I am trying to transform my data.frame by calculating the log-differences of each column
and controlling for the rows id. So basically I like to calculate the growth rates for each id's variable.
So here is a random df with an id column, a time period colum p and three variable columns:
df <- data.frame (id = c("a","a","a","c","c","d","d","d","d","d"),
p = c(1,2,3,1,2,1,2,3,4,5),
var1 = rnorm(10, 5),
var2 = rnorm(10, 5),
var3 = rnorm(10, 5)
)
df
id p var1 var2 var3
1 a 1 5.375797 4.110324 5.773473
2 a 2 4.574700 6.541862 6.116153
3 a 3 3.029428 4.931924 5.631847
4 c 1 5.375855 4.181034 5.756510
5 c 2 5.067131 6.053009 6.746442
6 d 1 3.846438 4.515268 6.920389
7 d 2 4.910792 5.525340 4.625942
8 d 3 6.410238 5.138040 7.404533
9 d 4 4.637469 3.522542 3.661668
10 d 5 5.519138 4.599829 5.566892
Now I have written a function which does exactly what I want BUT I had to take a detour which is possibly unnecessary and can be removed. However, somehow I am not able to locate
the shortcut.
Here is the function and the output for the posted data frame:
fct.logDiff <- function (df) {
df.log <- dlply (df, "code", function(x) data.frame (p = x$p, log(x[, -c(1,2)])))
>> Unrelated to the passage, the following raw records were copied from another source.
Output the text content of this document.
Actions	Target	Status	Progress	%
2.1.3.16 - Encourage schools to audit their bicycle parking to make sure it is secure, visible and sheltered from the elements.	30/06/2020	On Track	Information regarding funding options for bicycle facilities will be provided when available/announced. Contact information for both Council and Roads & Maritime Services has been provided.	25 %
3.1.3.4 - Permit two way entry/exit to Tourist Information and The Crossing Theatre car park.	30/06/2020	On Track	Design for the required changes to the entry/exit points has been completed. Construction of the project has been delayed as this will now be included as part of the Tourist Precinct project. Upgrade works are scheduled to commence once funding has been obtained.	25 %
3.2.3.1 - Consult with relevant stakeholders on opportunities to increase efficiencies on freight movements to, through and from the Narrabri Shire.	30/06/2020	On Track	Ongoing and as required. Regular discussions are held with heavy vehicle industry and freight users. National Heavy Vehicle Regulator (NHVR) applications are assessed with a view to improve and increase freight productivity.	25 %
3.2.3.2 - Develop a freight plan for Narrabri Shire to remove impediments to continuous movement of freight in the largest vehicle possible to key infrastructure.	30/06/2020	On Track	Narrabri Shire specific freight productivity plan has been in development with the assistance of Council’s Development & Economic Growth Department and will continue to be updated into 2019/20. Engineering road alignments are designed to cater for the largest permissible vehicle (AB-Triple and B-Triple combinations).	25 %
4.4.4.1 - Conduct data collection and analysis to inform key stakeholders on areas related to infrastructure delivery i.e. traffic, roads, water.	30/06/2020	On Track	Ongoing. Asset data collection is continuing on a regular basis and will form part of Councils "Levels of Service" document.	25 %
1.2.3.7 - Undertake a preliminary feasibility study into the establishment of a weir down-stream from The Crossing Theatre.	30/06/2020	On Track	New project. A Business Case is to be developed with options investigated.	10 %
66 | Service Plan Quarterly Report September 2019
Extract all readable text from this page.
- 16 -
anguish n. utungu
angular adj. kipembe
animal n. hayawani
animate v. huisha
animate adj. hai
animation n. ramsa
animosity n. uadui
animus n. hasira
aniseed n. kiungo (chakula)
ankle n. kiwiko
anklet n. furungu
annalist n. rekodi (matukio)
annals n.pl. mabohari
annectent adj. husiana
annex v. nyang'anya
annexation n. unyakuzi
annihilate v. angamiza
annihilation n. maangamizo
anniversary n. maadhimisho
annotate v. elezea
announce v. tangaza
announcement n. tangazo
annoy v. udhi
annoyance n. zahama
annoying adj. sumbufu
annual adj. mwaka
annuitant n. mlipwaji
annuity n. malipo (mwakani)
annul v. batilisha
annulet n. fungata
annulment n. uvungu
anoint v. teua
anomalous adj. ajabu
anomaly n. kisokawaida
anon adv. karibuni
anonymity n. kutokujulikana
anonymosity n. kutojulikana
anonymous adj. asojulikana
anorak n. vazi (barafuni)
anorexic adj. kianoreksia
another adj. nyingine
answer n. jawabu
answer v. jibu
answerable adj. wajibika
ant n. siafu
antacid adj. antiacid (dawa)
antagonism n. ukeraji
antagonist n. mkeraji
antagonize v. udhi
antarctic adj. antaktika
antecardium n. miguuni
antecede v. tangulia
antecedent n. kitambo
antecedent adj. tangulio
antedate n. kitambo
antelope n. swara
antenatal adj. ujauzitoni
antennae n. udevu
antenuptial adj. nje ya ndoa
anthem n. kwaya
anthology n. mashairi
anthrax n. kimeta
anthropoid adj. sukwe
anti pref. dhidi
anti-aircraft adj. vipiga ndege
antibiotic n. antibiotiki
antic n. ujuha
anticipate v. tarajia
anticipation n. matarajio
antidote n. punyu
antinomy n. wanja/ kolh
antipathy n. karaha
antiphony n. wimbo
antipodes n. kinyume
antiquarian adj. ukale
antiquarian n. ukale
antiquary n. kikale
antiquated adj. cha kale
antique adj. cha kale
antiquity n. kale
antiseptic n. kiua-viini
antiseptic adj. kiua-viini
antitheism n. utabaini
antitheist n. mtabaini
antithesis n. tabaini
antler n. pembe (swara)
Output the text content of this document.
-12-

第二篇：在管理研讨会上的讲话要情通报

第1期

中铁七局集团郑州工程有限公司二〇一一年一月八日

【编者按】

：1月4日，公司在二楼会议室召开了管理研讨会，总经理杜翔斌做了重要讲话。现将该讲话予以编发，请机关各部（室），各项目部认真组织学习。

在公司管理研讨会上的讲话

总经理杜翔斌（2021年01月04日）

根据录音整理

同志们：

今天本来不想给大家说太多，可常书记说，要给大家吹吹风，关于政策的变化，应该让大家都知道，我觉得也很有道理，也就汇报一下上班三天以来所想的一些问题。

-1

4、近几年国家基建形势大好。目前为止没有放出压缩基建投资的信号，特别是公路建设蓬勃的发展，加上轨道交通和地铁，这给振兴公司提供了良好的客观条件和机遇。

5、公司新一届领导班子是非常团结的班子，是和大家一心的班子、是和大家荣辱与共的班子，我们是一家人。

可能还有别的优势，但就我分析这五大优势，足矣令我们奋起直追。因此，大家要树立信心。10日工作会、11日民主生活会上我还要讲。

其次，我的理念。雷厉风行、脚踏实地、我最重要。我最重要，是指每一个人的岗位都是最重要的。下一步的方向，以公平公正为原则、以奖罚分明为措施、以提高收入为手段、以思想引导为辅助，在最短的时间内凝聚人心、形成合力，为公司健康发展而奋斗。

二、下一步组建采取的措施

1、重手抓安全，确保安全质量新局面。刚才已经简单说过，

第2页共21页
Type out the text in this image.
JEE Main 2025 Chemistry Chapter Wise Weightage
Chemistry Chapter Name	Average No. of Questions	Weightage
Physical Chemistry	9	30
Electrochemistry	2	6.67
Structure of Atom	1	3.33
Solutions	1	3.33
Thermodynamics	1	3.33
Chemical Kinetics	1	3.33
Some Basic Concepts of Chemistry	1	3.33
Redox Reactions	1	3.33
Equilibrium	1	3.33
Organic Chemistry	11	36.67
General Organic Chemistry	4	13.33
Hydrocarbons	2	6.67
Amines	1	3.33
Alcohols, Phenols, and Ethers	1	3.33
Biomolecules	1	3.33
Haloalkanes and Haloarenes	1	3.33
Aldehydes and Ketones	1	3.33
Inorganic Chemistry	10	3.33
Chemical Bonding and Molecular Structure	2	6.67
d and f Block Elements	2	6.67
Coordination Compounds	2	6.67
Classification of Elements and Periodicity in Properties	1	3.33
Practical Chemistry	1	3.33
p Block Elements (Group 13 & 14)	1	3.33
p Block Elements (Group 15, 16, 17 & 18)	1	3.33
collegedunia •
list.nalog <- llply (df.log, function(x) data.frame (p = x$p, rbind(NA, sapply(x[,-1], diff))))
ldply (list.nalog, data.frame)
}
fct.logDiff(df)
id p var1 var2 var3
1 a 1 NA NA NA
2 a 2 -0.16136569 0.46472004 0.05765945
3 a 3 -0.41216720 -0.28249264 -0.08249587
4 c 1 NA NA NA
5 c 2 -0.05914281 0.36999681 0.15868378
6 d 1 NA NA NA
7 d 2 0.24428771 0.20188025 -0.40279188
8 d 3 0.26646102 -0.07267311 0.47041227
9 d 4 -0.32372771 -0.37748866 -0.70417351
10 d 5 0.17405309 0.26683625 0.41891802
The trouble is due to the added NA-rows. I don't want to collapse the frame and reduce it, which would be automatically done by the diff() function. So I had 10 rows in my original frame and am keeping the same amount of rows after the transformation. In order to keep the same length I had to add some NAs. I have taken a detour by transforming the data.frame into a list, add the NAs, and afterwards transform the list back into a data.frame. That looks tedious.
Any ideas to avoid the data.frame-list-data.frame class transformation and optimize the function?